Christian economics. Not economics the way the world thinks of economics. Not the economics taught in public high schools and universities across the country.
Not the economics that have gotten us into this mess, called “Keynesian economics.”
But the only right form of economics there is: Bible-based Christian economics.
CONCLUSION
Understanding the fundamentals of Bible-based Christian economic theory will provide deacons answers to some of the basic questions their church members might ask about the economy.
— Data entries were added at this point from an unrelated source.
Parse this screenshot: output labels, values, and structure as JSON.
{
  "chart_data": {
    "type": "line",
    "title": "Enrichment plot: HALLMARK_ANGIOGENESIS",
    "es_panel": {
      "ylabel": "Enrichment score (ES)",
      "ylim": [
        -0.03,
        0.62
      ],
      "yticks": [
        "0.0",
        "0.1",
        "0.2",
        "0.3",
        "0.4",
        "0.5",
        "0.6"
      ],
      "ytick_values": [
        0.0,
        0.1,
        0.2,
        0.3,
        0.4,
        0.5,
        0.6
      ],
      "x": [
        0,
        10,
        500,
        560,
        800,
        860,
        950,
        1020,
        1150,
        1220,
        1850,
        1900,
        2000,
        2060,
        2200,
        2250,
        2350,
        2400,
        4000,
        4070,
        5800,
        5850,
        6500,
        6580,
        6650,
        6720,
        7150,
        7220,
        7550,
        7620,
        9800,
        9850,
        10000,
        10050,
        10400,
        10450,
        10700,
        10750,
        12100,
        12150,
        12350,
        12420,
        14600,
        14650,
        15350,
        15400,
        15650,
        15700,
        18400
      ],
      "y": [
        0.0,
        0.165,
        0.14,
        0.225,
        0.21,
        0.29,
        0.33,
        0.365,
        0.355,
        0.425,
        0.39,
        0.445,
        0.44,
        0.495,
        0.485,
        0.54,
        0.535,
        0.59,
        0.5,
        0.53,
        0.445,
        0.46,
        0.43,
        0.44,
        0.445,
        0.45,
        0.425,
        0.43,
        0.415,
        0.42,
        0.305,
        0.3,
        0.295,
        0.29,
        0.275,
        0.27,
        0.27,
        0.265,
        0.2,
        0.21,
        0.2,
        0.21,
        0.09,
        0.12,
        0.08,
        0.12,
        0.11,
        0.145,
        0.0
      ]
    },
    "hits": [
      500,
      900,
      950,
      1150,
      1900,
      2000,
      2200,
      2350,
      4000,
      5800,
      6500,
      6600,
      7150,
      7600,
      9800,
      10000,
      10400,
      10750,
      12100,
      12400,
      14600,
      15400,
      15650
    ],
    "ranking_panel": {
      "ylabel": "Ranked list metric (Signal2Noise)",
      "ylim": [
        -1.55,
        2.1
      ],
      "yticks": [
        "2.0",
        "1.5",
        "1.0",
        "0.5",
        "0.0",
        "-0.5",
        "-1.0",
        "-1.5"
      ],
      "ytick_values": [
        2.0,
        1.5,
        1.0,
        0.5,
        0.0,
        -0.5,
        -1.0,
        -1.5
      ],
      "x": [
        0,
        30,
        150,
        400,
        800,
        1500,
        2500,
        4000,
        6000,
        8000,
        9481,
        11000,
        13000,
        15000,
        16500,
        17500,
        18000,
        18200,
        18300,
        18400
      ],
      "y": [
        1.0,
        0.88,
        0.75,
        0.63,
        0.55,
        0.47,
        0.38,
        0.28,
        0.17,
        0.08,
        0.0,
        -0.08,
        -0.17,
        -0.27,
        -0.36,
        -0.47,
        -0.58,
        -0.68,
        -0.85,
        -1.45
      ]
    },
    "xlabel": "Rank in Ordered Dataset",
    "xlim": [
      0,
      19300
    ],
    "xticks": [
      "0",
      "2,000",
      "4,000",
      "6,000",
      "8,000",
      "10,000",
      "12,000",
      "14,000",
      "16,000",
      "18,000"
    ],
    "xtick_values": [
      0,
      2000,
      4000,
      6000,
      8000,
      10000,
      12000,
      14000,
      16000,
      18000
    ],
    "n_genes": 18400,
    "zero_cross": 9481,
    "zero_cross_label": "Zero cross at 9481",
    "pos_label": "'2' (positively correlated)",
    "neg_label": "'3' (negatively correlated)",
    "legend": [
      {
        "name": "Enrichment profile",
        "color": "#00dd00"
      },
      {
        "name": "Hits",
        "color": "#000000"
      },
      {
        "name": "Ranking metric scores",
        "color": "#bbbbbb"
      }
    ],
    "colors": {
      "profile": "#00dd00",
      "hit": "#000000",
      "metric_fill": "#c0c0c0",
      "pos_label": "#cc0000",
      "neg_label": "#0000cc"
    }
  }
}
Having an understanding of Christian economics can also help prevent future economic catastrophes if enough deacons are able to help educate their church members over time and geography. This can help prevent bad ballot measures from getting passed in the local government. This can help improve the financial condition of a county. It will one day lead to a return to fiscal solvency at the state and Federal level, along with a drastic reduction in taxes.
Most importantly, by understanding Christian economics you can show that free market capitalism is not evil. Its critics believe the free market to be volatile and unstable, and if not “corrected” with government intervention then it will lead to wide-scale unemployment and poverty.
Actually, it is a God-ordained system that protects private property and rewards Biblical work ethic.
It also helps alleviate poverty, as a side-effect.
The government intervention, on the other hand, interferes with the wealth creation, poverty reduction process. It’s the government intervention that must go. But to teach that, you need to believe that. To believe that, you need to understand why.